Yes, I would consider conversion. The main problem as I see it at present is how to store Hydrogen on the vehicle? Hydrogen as a compressed gas is usually supplied in high pressure (200bar) cylinders. When is used, the gas pressure is reduced by a regulator connected to the cylinder. Having high-pressure cylinders on vehicles brings all sorts of problems not the least of which is compliance with the current laws on transporting pressurised flammable gasses. By contrast, LPG (Liquid Petroleum Gas) is stored and delivered in its liquid form and has a significantly lower storage pressure which varies according to ambient temperature and has a storage pressure of about 20bar, which is about 10 times less than Hydrogen, it is also approved for use in vehicles. Although less polluting, it still gives off pollutants when burned and is a fossil fuel. Therefore, we should look for alternatives without totally ruining the vehicle and making it something which it is not. If we converted the vehicle to say electric, it would probably mean the removal of the engine and gearbox and replacement with new components and a battery, thus, making the vehicle into something considerably different from the original and no longer a historic vehicle apart from its outer appearance.

Tetley, 21/08/2021

Yes!
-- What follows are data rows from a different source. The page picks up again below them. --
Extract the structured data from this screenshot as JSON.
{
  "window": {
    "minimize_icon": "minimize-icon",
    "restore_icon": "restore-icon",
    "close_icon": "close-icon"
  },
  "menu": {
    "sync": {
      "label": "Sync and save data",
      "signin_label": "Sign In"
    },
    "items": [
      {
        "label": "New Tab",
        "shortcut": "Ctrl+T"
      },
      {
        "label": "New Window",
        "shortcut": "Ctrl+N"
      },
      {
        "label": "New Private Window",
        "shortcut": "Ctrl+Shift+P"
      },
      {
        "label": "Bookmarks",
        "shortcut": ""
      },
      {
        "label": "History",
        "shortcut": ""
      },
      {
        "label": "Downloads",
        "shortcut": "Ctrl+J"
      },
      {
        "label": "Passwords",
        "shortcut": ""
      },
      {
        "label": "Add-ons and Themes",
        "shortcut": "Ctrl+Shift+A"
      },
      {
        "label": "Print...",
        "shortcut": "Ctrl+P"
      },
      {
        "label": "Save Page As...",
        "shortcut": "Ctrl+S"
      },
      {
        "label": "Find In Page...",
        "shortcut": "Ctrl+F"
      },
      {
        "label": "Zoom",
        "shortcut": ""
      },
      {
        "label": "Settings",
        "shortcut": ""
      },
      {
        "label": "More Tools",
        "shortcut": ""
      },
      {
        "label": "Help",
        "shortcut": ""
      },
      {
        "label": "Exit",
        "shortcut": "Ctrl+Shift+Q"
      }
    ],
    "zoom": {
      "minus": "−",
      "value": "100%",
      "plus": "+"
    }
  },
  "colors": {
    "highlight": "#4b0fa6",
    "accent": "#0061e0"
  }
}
But I agree that in twenty years time we will look back at all those battery operated cars and say ‘what was that all about then! We have yet to assess the environmental damage of disposal of old batteries. There has to be an eco-friendly alternative to fossil fuels. Is the great-grandson of my grandfather's walking buddy, Cyril Bamford, going to come up with the answer. Maybe not quite yet!

Crisp, 21/08/2021

Would be interesting to see what exhaust note is achieved with a hydrogen combustion conversion. Whilst an EV conversion of a classic vehicle might deliver green propulsion I can't help but feel it takes away some of the emotional connection by stripping away the noise. Hydrogen combustion feels like it has a greater potential to replicate a more authentic experience, whilst potentially achieving big savings for the environment. Also, surely it would be cheaper to replace the heads and fuel system of a vehicle than retrofit an EV motor and battery packs? Fingers crossed the government and other industry investments will yield some results.